Even so, providers are creating plans to counter future disruptions to mail-order medications – but they come with some complications. In rural Michigan, where three or four doctors see 40,000 people, staff shortages are one of the biggest barriers to providing care, and switching to more in-person care would be a challenge, Bayne said.
Alternative Treatments and Resilience
If mifepristone is restricted in the future, providers are ready to switch immediately to alternate treatments that are still evidence-based, like misoprostol only.
“Abortion care by mail will continue, and that care will be safe and effective,” said Weems. But it is “infuriating” to have politicians and judges attempt to dictate how evidence-based medicine is practiced, she added.
Cohen emphasized that people “should know that you can still get care” and that patients in the US “can get abortions safely and effectively, cheaply and widely available, despite what the court might say”.
“The irony here is that abortion could be cheaper and more available because misoprostol is cheaper than mifepristone.
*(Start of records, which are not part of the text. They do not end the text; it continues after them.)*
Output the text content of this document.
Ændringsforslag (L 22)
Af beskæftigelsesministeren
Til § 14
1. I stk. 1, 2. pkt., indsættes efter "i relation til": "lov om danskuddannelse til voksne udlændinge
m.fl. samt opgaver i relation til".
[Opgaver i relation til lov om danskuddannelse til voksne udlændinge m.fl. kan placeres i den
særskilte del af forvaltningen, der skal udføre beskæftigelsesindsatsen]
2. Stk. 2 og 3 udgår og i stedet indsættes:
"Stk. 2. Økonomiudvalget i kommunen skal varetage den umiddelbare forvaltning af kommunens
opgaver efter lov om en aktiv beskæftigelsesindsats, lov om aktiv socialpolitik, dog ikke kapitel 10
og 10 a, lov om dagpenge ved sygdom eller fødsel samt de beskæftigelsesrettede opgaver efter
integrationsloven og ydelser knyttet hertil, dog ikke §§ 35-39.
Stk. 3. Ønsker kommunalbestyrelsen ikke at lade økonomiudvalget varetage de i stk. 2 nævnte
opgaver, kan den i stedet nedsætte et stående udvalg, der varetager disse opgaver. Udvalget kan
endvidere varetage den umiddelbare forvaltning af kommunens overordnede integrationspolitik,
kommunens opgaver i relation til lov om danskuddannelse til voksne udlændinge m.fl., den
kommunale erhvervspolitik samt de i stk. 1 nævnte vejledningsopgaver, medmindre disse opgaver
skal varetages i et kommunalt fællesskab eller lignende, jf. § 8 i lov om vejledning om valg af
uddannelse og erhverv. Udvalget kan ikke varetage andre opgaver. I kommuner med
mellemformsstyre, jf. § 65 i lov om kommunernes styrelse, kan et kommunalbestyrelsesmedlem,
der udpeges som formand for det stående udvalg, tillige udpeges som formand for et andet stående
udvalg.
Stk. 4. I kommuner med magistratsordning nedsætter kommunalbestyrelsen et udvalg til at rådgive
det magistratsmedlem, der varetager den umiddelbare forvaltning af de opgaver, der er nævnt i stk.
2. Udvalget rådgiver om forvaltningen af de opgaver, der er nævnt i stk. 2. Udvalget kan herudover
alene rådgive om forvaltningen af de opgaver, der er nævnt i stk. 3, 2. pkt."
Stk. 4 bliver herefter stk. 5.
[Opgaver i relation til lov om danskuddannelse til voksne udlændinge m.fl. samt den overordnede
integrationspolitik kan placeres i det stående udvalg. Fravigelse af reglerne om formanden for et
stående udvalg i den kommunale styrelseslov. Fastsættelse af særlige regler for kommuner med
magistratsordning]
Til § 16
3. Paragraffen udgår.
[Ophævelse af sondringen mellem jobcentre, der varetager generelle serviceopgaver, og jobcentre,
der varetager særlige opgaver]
There are no restrictions on misoprostol like there are on mifepristone – any doctor can prescribe it and any pharmacy can dispense it,” he added.
Yet the temporary disruptions and ensuing confusion are reverberating across the country among patients, providers, pharmacists and others, McDowell said. “It really is a tangible impact on people’s healthcare across the country. It creates so much uncertainty for people in the times that they need as much certainty and support as they can get.”